The 2nd Security Forces Assistance Brigade, the Army’s second brigade built of specially trained combat advisers, will deploy to Afghanistan next year, Army officials said Thursday.
The Fort Bragg, N.C.-based 2nd SFAB will deploy in the spring to train and advise Afghan security forces across the country in its 18th year of war. The Army announced the about 800-soldier unit’s deployment in a statement that included upcoming rotations for several other units later this year and in 2019.
The adviser brigade’s deployment will come several months after the Fort Benning, Ga.-based 1st SFAB is expected to return home from Afghanistan, an Army official said. The official, who is not authorized to discuss sensitive deployment details and spoke on the condition of anonymity, said other forces would be used to ensure the training mission continues during that time gap.
The official said the Army wanted to provide the 2nd SFAB a full training cycle to prepare for the mission. The 1st SFAB, which arrived in Afghanistan in late February, was deployed before it could complete a full training cycle, though unit officials have said it was sufficiently prepared for the rotation.
Brig. Gen. Donn Hill, the 2nd SFAB commander, said his unit has been working hard to prepare for an overseas mission since it was established early this year. The full brigade will complete a rotation at one of the Army’s major training centers before the deployment, he said.
“We will build upon the success of the 1st SFAB and allies as we partner with Resolute Support forces and Afghan National Security Forces to build long-term stability through credible and ready security forces,” Hill said in a prepared statement. “Our partnered security forces successes in the future will define our own.”
Top military officials have praised the work of the 1st SFAB during its time so far in Afghanistan.
The unit has spread its battalions across Afghanistan to train and advise Afghan army and police units in their fight with the Taliban. Its soldiers were the first American servicemembers since 2014, when the United States announced the end of its combat mission in Afghanistan, to work directly with Afghan kandaks – battalion-sized, front-line fighting forces.

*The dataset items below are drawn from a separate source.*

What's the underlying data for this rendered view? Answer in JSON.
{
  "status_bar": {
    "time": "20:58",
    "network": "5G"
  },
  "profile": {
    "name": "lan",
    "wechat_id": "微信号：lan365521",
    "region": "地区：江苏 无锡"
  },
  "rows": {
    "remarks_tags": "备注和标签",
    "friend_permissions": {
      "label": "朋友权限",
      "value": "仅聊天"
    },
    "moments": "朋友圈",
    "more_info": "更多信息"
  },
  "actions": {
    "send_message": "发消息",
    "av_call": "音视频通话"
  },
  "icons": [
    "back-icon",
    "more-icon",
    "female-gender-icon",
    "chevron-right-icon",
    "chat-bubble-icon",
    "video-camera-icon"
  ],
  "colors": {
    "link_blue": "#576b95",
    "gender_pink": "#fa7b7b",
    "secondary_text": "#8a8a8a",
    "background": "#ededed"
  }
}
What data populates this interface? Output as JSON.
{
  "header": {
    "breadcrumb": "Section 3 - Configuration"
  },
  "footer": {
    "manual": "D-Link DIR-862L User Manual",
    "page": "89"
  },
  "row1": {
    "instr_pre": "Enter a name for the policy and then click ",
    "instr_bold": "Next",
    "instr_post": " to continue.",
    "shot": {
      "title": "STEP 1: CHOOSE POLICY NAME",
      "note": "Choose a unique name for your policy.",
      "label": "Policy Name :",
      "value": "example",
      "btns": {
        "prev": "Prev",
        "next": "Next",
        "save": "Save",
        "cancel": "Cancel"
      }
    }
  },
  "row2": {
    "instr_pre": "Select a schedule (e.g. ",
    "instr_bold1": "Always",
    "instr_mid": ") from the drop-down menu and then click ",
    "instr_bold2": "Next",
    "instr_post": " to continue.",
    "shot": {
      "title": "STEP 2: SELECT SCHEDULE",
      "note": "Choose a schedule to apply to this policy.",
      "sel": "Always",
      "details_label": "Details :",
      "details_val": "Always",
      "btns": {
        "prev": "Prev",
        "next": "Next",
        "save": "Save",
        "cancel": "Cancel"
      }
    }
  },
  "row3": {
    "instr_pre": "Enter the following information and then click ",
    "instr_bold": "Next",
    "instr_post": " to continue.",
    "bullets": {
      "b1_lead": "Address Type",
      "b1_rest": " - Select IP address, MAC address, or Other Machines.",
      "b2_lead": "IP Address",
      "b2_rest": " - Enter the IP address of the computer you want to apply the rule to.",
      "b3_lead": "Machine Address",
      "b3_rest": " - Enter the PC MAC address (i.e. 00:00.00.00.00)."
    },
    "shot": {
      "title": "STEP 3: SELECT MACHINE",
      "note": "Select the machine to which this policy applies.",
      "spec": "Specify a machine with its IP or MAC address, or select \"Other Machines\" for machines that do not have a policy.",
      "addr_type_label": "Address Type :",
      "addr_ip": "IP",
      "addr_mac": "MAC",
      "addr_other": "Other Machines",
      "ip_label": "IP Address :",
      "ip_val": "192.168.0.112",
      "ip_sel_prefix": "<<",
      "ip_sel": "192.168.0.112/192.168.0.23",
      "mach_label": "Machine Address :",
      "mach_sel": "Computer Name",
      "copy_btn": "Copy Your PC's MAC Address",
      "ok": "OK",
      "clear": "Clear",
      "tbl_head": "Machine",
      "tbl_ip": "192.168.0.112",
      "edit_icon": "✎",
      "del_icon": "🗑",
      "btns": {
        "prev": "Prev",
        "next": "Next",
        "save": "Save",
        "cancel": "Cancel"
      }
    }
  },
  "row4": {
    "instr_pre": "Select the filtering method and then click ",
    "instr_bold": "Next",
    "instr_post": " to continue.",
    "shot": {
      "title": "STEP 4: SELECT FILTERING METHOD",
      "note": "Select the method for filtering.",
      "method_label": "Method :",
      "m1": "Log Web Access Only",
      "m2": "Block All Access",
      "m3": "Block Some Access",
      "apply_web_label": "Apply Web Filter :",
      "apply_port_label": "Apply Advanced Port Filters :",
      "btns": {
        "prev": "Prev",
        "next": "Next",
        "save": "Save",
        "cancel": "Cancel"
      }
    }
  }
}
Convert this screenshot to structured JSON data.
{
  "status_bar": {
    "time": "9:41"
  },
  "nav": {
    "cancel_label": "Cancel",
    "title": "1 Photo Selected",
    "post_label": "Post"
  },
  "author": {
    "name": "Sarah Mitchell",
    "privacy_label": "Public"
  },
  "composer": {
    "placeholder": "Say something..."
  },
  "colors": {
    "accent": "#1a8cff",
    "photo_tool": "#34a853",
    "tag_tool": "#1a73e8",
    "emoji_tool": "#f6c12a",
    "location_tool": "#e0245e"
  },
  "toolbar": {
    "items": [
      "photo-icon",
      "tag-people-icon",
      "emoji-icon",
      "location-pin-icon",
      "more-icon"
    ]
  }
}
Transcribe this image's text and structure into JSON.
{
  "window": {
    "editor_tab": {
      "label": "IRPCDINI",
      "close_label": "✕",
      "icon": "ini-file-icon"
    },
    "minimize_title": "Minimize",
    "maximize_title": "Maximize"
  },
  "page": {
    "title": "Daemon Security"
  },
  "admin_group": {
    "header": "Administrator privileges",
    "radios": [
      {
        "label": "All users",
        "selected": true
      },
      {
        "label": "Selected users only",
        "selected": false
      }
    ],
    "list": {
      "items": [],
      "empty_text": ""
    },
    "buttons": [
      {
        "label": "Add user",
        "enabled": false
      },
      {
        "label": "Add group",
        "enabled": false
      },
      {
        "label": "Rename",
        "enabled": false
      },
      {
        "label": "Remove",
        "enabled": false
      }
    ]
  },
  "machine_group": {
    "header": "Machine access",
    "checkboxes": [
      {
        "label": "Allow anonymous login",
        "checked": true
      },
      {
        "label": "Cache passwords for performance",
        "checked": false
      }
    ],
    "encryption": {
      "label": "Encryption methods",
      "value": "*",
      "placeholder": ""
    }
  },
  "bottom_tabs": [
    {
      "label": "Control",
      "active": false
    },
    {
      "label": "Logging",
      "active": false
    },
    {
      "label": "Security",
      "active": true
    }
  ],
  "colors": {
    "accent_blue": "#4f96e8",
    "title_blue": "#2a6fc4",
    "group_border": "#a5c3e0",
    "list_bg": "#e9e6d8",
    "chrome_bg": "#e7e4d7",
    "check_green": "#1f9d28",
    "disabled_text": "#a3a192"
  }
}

“I am extremely pleased with the performance of the 1st SFAB, and what they have done on the ground,” Army Gen. Joseph Votel, the U.S. Central Command chief, said last month. “And I think that the proof is really in the pudding when you talk to our partners out there, the Afghans, and what they are seeing out of this.”
Ultimately, the Army intends to build six security force assistance brigades, officials have said. It is in the process of building its third, stationed at Fort Hood in Texas.
While the SFABs are built to provide train, advise and assist capabilities to partner forces across the world, Army officials expect most will focus on Afghanistan for the near future.
Three additional units were tapped Thursday for upcoming tours in Afghanistan.
Fort Hood’s 1st Cavalry Division Headquarters and the Fort Bliss, Texas-based 1st Armored Division’s Combat Aviation Brigade will deploy to Afghanistan in early 2019. The 1st Infantry Division’s Sustainment Brigade, based at Fort Riley in Kansas, will deploy there this winter, the Army announced.
Other units deploying are:
The 3rd Brigade Combat Team, 4th Infantry Division from Fort Carson, Colo., will deploy to Kuwait in support of Operation Spartan Shield in spring 2019.
The 1st Brigade Combat Team, 101st Airborne Division, from Fort Campbell, Ky., will deploy to Iraq to support Operation Inherent Resolve in winter 2018.
The 1st Infantry Division’s 1st Brigade Combat Team and Combat Aviation Brigade, from Fort Riley in Kansas, will deploy to Europe in the winter in support of Operation Atlantic Resolve.